Status of models of firearms in Canada is a function of the online-maintained Firearm Reference Table. If a model's status has been changed by the RCMP, one of the first steps taken is that the RCMP will update the online FRT. (change from non-restricted to prohibited status for many of that model in that case). After that, the RCMP portion of the Canadian Firearm Centre can start into all of the downstream processes, like notifications to registered owners (restricted) and hunting for possible addresses for owner who were not required to register (non-restricted).

Since there are gov't authorized verifiers for firearms who have lawful access to the FRT, this is one of the earliest ways a non-gov't entity can confirm the status change.
 
Banning the weapon is only half of the story. I have no doubt the weapon will be banned after reading up of the history of the case and the similarity between the models in question.
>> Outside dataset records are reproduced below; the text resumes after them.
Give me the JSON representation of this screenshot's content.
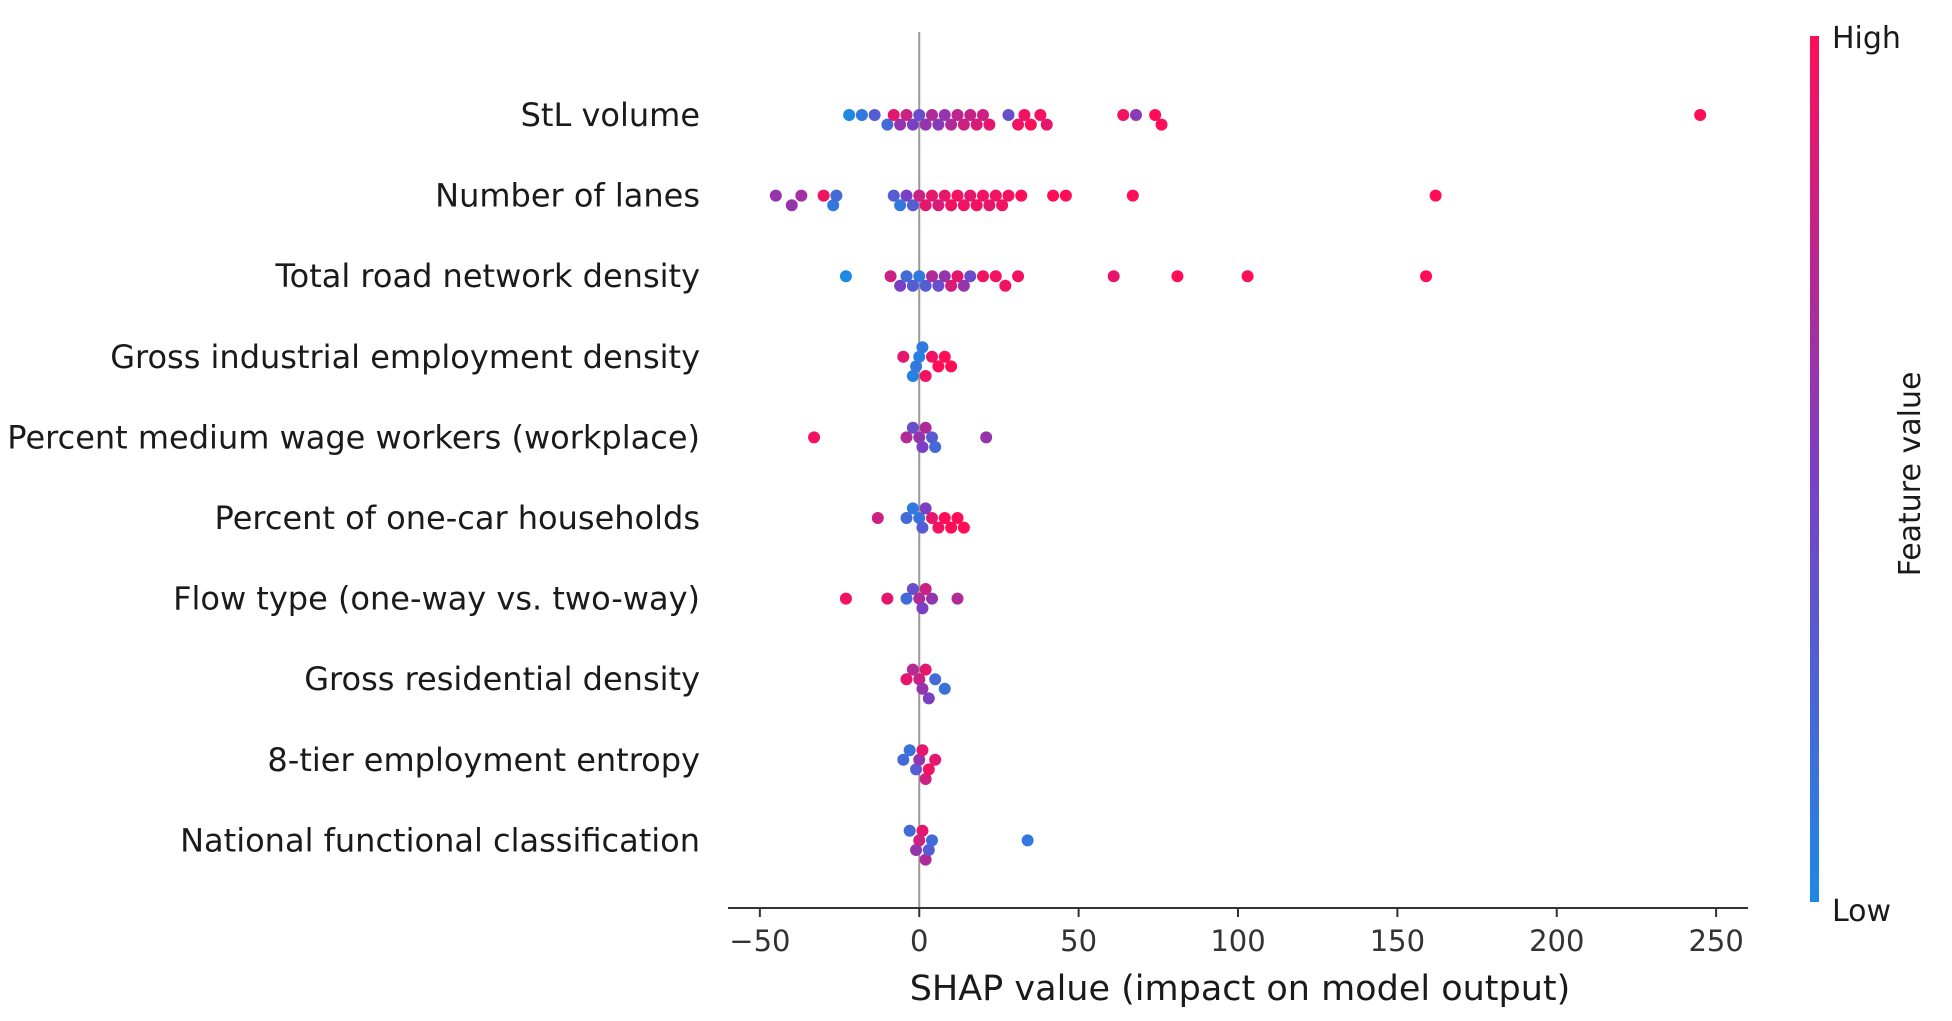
{
  "chart_data": {
    "type": "scatter",
    "subtype": "shap-beeswarm",
    "xlabel": "SHAP value (impact on model output)",
    "xlim": [
      -60,
      260
    ],
    "xticks": [
      -50,
      0,
      50,
      100,
      150,
      200,
      250
    ],
    "colorbar": {
      "label": "Feature value",
      "high_label": "High",
      "low_label": "Low",
      "high_color": "#ff0d57",
      "mid_color": "#7b3fc4",
      "low_color": "#1e88e5"
    },
    "features": [
      {
        "name": "StL volume",
        "points": [
          [
            -22,
            0.0
          ],
          [
            -18,
            0.1
          ],
          [
            -14,
            0.3
          ],
          [
            -10,
            0.2
          ],
          [
            -8,
            0.9
          ],
          [
            -6,
            0.6
          ],
          [
            -4,
            0.8
          ],
          [
            -2,
            0.5
          ],
          [
            0,
            0.4
          ],
          [
            2,
            0.6
          ],
          [
            4,
            0.7
          ],
          [
            6,
            0.55
          ],
          [
            8,
            0.6
          ],
          [
            10,
            0.7
          ],
          [
            12,
            0.75
          ],
          [
            14,
            0.8
          ],
          [
            16,
            0.78
          ],
          [
            18,
            0.85
          ],
          [
            20,
            0.8
          ],
          [
            22,
            0.9
          ],
          [
            28,
            0.4
          ],
          [
            31,
            0.95
          ],
          [
            33,
            0.95
          ],
          [
            35,
            1.0
          ],
          [
            38,
            0.95
          ],
          [
            40,
            0.9
          ],
          [
            64,
            0.95
          ],
          [
            68,
            0.55
          ],
          [
            74,
            1.0
          ],
          [
            76,
            1.0
          ],
          [
            245,
            1.0
          ]
        ]
      },
      {
        "name": "Number of lanes",
        "points": [
          [
            -45,
            0.6
          ],
          [
            -40,
            0.6
          ],
          [
            -37,
            0.65
          ],
          [
            -30,
            0.95
          ],
          [
            -27,
            0.1
          ],
          [
            -26,
            0.2
          ],
          [
            -8,
            0.3
          ],
          [
            -6,
            0.1
          ],
          [
            -4,
            0.5
          ],
          [
            -2,
            0.3
          ],
          [
            0,
            0.8
          ],
          [
            2,
            0.9
          ],
          [
            4,
            0.9
          ],
          [
            6,
            0.85
          ],
          [
            8,
            0.9
          ],
          [
            10,
            0.95
          ],
          [
            12,
            0.95
          ],
          [
            14,
            0.95
          ],
          [
            16,
            0.9
          ],
          [
            18,
            0.95
          ],
          [
            20,
            0.95
          ],
          [
            22,
            0.9
          ],
          [
            24,
            0.95
          ],
          [
            26,
            0.95
          ],
          [
            28,
            0.95
          ],
          [
            32,
            1.0
          ],
          [
            42,
            1.0
          ],
          [
            46,
            1.0
          ],
          [
            67,
            1.0
          ],
          [
            162,
            1.0
          ]
        ]
      },
      {
        "name": "Total road network density",
        "points": [
          [
            -23,
            0.0
          ],
          [
            -9,
            0.8
          ],
          [
            -6,
            0.5
          ],
          [
            -4,
            0.2
          ],
          [
            -2,
            0.3
          ],
          [
            0,
            0.1
          ],
          [
            2,
            0.3
          ],
          [
            4,
            0.7
          ],
          [
            6,
            0.4
          ],
          [
            8,
            0.6
          ],
          [
            10,
            0.85
          ],
          [
            12,
            0.9
          ],
          [
            14,
            0.6
          ],
          [
            16,
            0.4
          ],
          [
            20,
            0.95
          ],
          [
            24,
            0.95
          ],
          [
            27,
            0.95
          ],
          [
            31,
            0.95
          ],
          [
            61,
            0.9
          ],
          [
            81,
            1.0
          ],
          [
            103,
            1.0
          ],
          [
            159,
            1.0
          ]
        ]
      },
      {
        "name": "Gross industrial employment density",
        "points": [
          [
            -5,
            0.9
          ],
          [
            -2,
            0.05
          ],
          [
            -1,
            0.1
          ],
          [
            0,
            0.05
          ],
          [
            1,
            0.1
          ],
          [
            2,
            0.95
          ],
          [
            4,
            0.95
          ],
          [
            6,
            1.0
          ],
          [
            8,
            1.0
          ],
          [
            10,
            1.0
          ]
        ]
      },
      {
        "name": "Percent medium wage workers (workplace)",
        "points": [
          [
            -33,
            0.95
          ],
          [
            -4,
            0.7
          ],
          [
            -2,
            0.4
          ],
          [
            0,
            0.6
          ],
          [
            1,
            0.5
          ],
          [
            2,
            0.7
          ],
          [
            4,
            0.3
          ],
          [
            5,
            0.2
          ],
          [
            21,
            0.6
          ]
        ]
      },
      {
        "name": "Percent of one-car households",
        "points": [
          [
            -13,
            0.8
          ],
          [
            -4,
            0.2
          ],
          [
            -2,
            0.1
          ],
          [
            0,
            0.15
          ],
          [
            1,
            0.3
          ],
          [
            2,
            0.5
          ],
          [
            4,
            0.9
          ],
          [
            6,
            0.95
          ],
          [
            8,
            1.0
          ],
          [
            10,
            1.0
          ],
          [
            12,
            1.0
          ],
          [
            14,
            1.0
          ]
        ]
      },
      {
        "name": "Flow type (one-way vs. two-way)",
        "points": [
          [
            -23,
            0.95
          ],
          [
            -10,
            0.9
          ],
          [
            -4,
            0.2
          ],
          [
            -2,
            0.4
          ],
          [
            0,
            0.7
          ],
          [
            1,
            0.5
          ],
          [
            2,
            0.8
          ],
          [
            4,
            0.6
          ],
          [
            12,
            0.7
          ]
        ]
      },
      {
        "name": "Gross residential density",
        "points": [
          [
            -4,
            0.9
          ],
          [
            -2,
            0.7
          ],
          [
            0,
            0.8
          ],
          [
            1,
            0.6
          ],
          [
            2,
            0.9
          ],
          [
            3,
            0.5
          ],
          [
            5,
            0.2
          ],
          [
            8,
            0.15
          ]
        ]
      },
      {
        "name": "8-tier employment entropy",
        "points": [
          [
            -5,
            0.2
          ],
          [
            -3,
            0.15
          ],
          [
            -1,
            0.3
          ],
          [
            0,
            0.6
          ],
          [
            1,
            0.9
          ],
          [
            2,
            0.8
          ],
          [
            3,
            0.95
          ],
          [
            5,
            0.9
          ]
        ]
      },
      {
        "name": "National functional classification",
        "points": [
          [
            -3,
            0.2
          ],
          [
            -1,
            0.6
          ],
          [
            0,
            0.8
          ],
          [
            1,
            0.9
          ],
          [
            2,
            0.7
          ],
          [
            3,
            0.3
          ],
          [
            4,
            0.2
          ],
          [
            34,
            0.1
          ]
        ]
      }
    ]
  }
}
There has been no confirmation that the weapons will be seized without compensation. The RCMP have changed their mind on weapons before but the owners were compensated.
 
It's still a fluid situation. Federal legislators who in theory control the RCMP are still examining their options. A vaguely worded 5-year amnesty on possession and prosecutions was announced in the House of Commons.
 
While I like Canada and its peoples and I do sympathize with their plight, I'm glad I live nearly as far from the northern border as possible... just nearly 'too far' south.
 
Just to try and stay on-topic, the Federal situation in Canada continues to be fluid. Legal council for the government are trying to determine the nature of the amnesty declared by the relevant Minister in Parliament.

The original RCMP action has created a large enough firestorm (affecting 10,000 firearm owners directly) that it is being used as a wedge by the pro-gun organizations to try and get the whole broken Firearm Act revisted and reworked. It's an open question if the current federal party holding power want to make such a huge leap, but being made to look foolish and irrelevant by the RCMP might motivate them in ways that simpler intellectual appeals from the firearm community have not.

Mass letter-writing campaigns and meetings with pro-gun lobbiests are ongoing...
 
It's been reported/rumored that the SA vz-58/CZ858 rifles are now also included in this ban?

This is why we don't have registration in Arizona and other Free States, and are working on getting rid of registration and idiotic bans in states that do have them, to restore liberty and the rule of Constitutional law.
I certainly hope our Canadian friends can get this idiocy overturned soon, and some sanity returns.
 
Yes, the list of prohibited firearms has been expanded to include later production units of the CZ858. Count of recently prohibited firearms is now around 13,000.

This concrete example of the insanity that emerges from the arcane Firearm Act may actually give the pro-firearm community in Canada a handle to push for getting it replaced with much more sane legislation and associated rules.